University of Dundee
Architecture & Urban Planning
May East is a British/Brazilian urban ecologist, sustainability educator and social innovator. Her work spans the fields of cultural geography, music industry, and women’s studies, A UNITAR Fellow she holds a Master of Science in Spatial Planning with a specialization in the rehabilitation of abandoned villages. A PhD candidate at the University of Dundee, her current research investigates the role of women in bridging the historic urban planning gender gap in theory, policy and practice through regenerative perspectives. Her research interests, also, include nature-based solutions for urban planning and the use of regenerative design approaches for shaping eco-communities, mining cities, slums, transition and ghost towns. Currently, she is the UN House Scotland Director of Cities programme. Awards: Designated one of the 100 Global SustainAbility Leaders by Showcase Asia and ABC Carbon 2011, 2012, 2013. Women of the Decade in Sustainability and Leadership by Women Economic Forum 2019.

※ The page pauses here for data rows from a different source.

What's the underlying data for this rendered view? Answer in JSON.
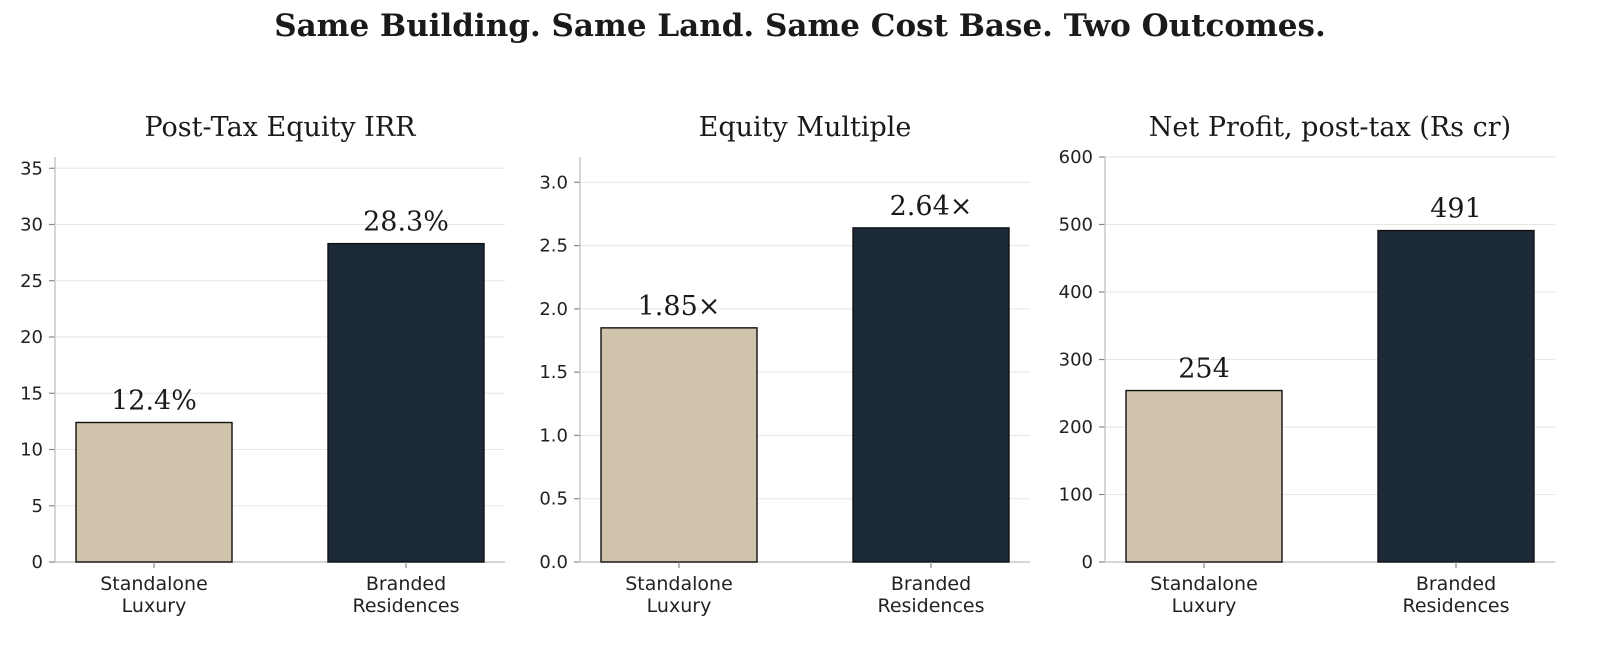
{
  "suptitle": "Same Building. Same Land. Same Cost Base. Two Outcomes.",
  "chart_data": [
    {
      "type": "bar",
      "title": "Post-Tax Equity IRR",
      "categories": [
        "Standalone\nLuxury",
        "Branded\nResidences"
      ],
      "values": [
        12.4,
        28.3
      ],
      "value_labels": [
        "12.4%",
        "28.3%"
      ],
      "colors": [
        "#d0c3ab",
        "#1c2a38"
      ],
      "ylim": [
        0,
        36
      ],
      "yticks": [
        0,
        5,
        10,
        15,
        20,
        25,
        30,
        35
      ],
      "ytick_labels": [
        "0",
        "5",
        "10",
        "15",
        "20",
        "25",
        "30",
        "35"
      ],
      "grid": true
    },
    {
      "type": "bar",
      "title": "Equity Multiple",
      "categories": [
        "Standalone\nLuxury",
        "Branded\nResidences"
      ],
      "values": [
        1.85,
        2.64
      ],
      "value_labels": [
        "1.85×",
        "2.64×"
      ],
      "colors": [
        "#d0c3ab",
        "#1c2a38"
      ],
      "ylim": [
        0,
        3.2
      ],
      "yticks": [
        0,
        0.5,
        1,
        1.5,
        2,
        2.5,
        3
      ],
      "ytick_labels": [
        "0.0",
        "0.5",
        "1.0",
        "1.5",
        "2.0",
        "2.5",
        "3.0"
      ],
      "grid": true
    },
    {
      "type": "bar",
      "title": "Net Profit, post-tax (Rs cr)",
      "categories": [
        "Standalone\nLuxury",
        "Branded\nResidences"
      ],
      "values": [
        254,
        491
      ],
      "value_labels": [
        "254",
        "491"
      ],
      "colors": [
        "#d0c3ab",
        "#1c2a38"
      ],
      "ylim": [
        0,
        600
      ],
      "yticks": [
        0,
        100,
        200,
        300,
        400,
        500,
        600
      ],
      "ytick_labels": [
        "0",
        "100",
        "200",
        "300",
        "400",
        "500",
        "600"
      ],
      "grid": true
    }
  ]
}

Presenter of 1 Presentation

MAPPING WOMEN'S 'PRESENCY' IN THE REGENERATION OF CITIES

Session Type
Academic Sessions
Date
02/23/2022
Session Time
04:00 PM - 05:40 PM
Room

Hall B

Lecture Time
04:50 PM - 05:00 PM

Abstract

Abstract Body

A core insight of regenerative development theory is the idea that we can shift from dominance to intimacy with the entity of place. This depends on knowing the ‘place’ on the level of relationship and experience. At the onset, this paper adopts a perspective of gender mainstreaming as a process-oriented approach to safeguard women’s perspectives and everyday life experiences in all urban planning processes from master planning and land use codes to placemaking interventions and soft measures. It also defines woman as a person who identifies as female, and within the spectrum of the gender identity of woman. Finally, it adopts a conceptual living-systems metabolic approach of regeneration endeavouring to turn cities into environmentally benign organisms by actualising circular processes and promoting sustainable trajectories. This paper explores how innovative ways of mapping both the presence and the agency of contemporary women in cities may support the emergence of emancipatory placemaking perspectives and previously unrecorded narratives. It starts by proposing ‘presency’ as a new concept, merging the meaning of presence, as a mindful way of paying attention to life; and agency, as a critical awareness of the context and capacity to act. It examines the revisited role of women in their mediation of space and making of place including efforts to forge a new framework of regenerative urban development. It proposes different mapping approaches to capture a mosaic of regenerative practices led by women addressing how cities of present and future can be green and inclusive. It concludes by suggesting that it is in the experience and practice of the city that we have the best chance of making a just world.